Abstract:Large language models (LLMs) have shown remarkable progress in automated code generation. Yet, incorporating LLM-based code generation into real-life software projects poses challenges, as the generated code may contain errors in API usage, class, data structure, or missing project-specific information. As much of this project-specific context cannot fit into the prompts of LLMs, we must find ways to allow the model to explore the project-level code context.
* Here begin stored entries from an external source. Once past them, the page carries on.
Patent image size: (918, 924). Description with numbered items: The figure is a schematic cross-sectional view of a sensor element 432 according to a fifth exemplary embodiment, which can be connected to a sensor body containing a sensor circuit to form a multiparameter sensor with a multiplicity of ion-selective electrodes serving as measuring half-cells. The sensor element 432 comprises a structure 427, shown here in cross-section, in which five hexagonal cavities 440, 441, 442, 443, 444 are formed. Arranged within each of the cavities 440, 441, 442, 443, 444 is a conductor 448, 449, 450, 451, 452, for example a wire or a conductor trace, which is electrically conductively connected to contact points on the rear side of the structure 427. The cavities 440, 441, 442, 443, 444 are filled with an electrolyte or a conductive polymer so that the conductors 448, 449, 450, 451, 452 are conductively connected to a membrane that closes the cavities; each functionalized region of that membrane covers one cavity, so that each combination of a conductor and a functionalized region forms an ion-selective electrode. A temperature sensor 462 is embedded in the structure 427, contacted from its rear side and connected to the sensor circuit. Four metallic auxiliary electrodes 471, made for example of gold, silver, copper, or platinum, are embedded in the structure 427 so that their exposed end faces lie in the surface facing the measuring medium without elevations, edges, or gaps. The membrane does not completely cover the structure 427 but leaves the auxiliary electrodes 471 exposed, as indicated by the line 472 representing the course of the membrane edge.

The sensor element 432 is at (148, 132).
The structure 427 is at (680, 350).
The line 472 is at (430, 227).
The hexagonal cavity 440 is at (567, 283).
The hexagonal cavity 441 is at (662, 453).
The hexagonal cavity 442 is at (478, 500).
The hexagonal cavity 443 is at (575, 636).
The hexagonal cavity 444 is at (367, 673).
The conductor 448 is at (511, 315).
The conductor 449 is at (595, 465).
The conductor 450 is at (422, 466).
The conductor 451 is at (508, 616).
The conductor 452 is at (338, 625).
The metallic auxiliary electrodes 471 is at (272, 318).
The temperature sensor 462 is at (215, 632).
To this end, this paper puts forward a novel approach, termed ProCoder, which iteratively refines the project-level code context for precise code generation, guided by the compiler feedback. In particular, ProCoder first leverages compiler techniques to identify a mismatch between the generated code and the project's context. It then iteratively aligns and fixes the identified errors using information extracted from the code repository. We integrate ProCoder with two representative LLMs, i.e., GPT-3.5-Turbo and Code Llama (13B), and apply it to Python code generation. Experimental results show that ProCoder significantly improves the vanilla LLMs by over 80% in generating code dependent on project context, and consistently outperforms the existing retrieval-based code generation baselines.